Dr. Foley served as the past director of Transforming the Culture of Dying: The Project on Death in America, a nine-year, $45-million study to find ways to institutionally improve the care of the dying. By the end of the project in 2003, Dr. Foley says faculty scholars resided in about half of the medical centers around the country and were “the Trojan horses of change within their institutions” for advancing the cause and the need for palliative care.

But just as important as palliative care is “maintaining a sense of dignity, a sense of essence” at the end of life, says Dr. Chochinov. “We need to show people that what they say and think is important, and that they amount to more than a constellation of symptoms that have arisen from a disease process.”

Despite her cancer, Rose Miller considers herself lucky. She celebrated 36 years of marriage in May to a man she calls gentle and loving. “Maybe I don’t have much time, but the time I have is quality. I’ve lived a good life—the best I know how. Death is just another journey. It’s not the end. I don’t believe there is an end."

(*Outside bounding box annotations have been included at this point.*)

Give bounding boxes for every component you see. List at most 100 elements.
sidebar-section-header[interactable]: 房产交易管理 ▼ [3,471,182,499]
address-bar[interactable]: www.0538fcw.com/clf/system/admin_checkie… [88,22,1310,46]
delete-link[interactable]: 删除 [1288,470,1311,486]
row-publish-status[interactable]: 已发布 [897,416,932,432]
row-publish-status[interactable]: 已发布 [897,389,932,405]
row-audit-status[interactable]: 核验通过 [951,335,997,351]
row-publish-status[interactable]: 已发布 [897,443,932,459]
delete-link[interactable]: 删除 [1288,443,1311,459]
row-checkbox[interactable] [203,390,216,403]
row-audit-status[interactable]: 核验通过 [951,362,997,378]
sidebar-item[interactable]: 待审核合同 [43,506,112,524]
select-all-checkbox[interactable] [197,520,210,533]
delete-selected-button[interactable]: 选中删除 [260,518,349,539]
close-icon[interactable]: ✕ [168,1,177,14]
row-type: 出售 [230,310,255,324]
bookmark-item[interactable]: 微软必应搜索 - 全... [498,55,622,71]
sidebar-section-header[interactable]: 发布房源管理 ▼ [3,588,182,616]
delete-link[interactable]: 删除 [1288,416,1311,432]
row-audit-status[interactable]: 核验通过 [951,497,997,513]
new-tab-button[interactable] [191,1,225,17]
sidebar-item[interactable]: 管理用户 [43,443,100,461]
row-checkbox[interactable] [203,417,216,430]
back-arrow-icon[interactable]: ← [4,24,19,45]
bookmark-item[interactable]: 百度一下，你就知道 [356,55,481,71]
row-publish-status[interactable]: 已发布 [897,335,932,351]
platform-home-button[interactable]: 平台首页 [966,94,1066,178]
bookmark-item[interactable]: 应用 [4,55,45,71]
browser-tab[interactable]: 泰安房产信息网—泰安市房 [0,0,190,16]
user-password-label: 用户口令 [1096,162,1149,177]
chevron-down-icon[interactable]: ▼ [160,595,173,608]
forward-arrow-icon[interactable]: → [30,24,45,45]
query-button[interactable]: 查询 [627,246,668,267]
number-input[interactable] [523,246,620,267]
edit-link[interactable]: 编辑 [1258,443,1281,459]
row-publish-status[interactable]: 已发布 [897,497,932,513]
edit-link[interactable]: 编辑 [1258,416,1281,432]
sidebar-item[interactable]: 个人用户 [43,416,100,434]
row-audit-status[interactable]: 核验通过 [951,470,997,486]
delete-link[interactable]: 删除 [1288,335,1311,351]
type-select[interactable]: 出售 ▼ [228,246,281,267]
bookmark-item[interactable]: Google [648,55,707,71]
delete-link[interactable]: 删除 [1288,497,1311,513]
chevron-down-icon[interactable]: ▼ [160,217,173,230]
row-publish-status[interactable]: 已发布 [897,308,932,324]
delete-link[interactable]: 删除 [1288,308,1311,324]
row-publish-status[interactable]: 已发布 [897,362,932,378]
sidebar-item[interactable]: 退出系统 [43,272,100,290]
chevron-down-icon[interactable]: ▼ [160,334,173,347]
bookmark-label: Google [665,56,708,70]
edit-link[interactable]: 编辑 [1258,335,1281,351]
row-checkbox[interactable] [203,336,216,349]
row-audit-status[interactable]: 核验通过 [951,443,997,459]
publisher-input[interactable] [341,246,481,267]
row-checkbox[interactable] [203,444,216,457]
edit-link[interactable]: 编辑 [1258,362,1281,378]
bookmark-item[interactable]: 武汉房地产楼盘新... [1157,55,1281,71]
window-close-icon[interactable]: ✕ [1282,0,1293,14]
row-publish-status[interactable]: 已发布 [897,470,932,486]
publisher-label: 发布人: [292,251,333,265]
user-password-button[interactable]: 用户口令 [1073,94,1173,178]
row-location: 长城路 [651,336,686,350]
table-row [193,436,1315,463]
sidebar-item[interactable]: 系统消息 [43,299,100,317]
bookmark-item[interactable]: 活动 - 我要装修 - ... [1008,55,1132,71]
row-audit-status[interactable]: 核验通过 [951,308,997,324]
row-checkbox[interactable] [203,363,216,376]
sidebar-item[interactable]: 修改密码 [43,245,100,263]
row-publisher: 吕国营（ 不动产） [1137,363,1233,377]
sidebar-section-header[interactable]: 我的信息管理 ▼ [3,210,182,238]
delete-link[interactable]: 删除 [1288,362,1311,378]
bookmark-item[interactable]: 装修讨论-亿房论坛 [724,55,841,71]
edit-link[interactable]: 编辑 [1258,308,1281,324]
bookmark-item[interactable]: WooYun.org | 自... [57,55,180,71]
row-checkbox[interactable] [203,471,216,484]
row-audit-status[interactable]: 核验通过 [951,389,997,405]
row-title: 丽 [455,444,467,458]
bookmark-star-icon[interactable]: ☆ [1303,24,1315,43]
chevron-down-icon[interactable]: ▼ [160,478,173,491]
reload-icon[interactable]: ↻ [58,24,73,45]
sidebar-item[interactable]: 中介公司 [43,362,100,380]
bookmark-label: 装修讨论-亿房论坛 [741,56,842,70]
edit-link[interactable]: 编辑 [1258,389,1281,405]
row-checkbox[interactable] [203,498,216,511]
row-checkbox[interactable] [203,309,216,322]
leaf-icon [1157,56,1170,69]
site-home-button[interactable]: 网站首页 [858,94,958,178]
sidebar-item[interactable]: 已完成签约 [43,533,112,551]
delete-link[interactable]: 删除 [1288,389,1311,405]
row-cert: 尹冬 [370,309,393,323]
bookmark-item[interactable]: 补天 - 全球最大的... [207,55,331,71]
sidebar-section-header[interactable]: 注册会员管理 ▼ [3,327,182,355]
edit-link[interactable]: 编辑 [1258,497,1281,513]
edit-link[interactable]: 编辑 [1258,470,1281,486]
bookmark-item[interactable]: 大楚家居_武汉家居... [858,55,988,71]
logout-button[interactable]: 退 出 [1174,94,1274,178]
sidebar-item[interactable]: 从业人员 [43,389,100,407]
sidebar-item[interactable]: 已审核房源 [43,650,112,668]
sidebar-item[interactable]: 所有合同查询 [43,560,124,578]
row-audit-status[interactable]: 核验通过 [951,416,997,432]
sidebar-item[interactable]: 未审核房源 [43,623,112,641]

Editor’s note: Kelly Jo Dowd passed away at her home in Palm Harbor, Florida, on May 24, 2007. CURE is proud to honor her memory.

“I was completely devastated and very angry. It was the worst news I’ve ever gotten,” says Dowd. Doctors told her that without treatment she had six months to a year to live but after months of chemotherapy, the cancer shows little signs of retreating. Still, Dowd says she’s focusing on remaining strong for Dakoda. “When a mother is strong, you hand that to your daughter and she becomes strong as well. Dakoda has been involved every step of the way. She saw me after my double mastectomy, and she went to every doctor’s appointment with me. There are times when she’s crying and telling me how she feels and I’m crying and telling her how I feel,” says Dowd.

Married for nearly 19 years, the candid family discussions about Dowd’s illness are giving Mike the opportunity to express his feelings, too. “I’m glad I’ve had the chance to say to my wife, ‘I’m sorry for the times I fell down on the job as your husband.’ That was good to get off my heart, because anyone who’s been married this long has had times when you weren’t all that you should have been,” says Mike, who admits to crying himself to sleep most nights. “Kelly Jo says, ‘Oh, honey, I’m sorry you’re so sad,’ but being able to show my emotions has a dual purpose. It lets me get my pain out and it shows Kelly Jo the depths of my love for her.”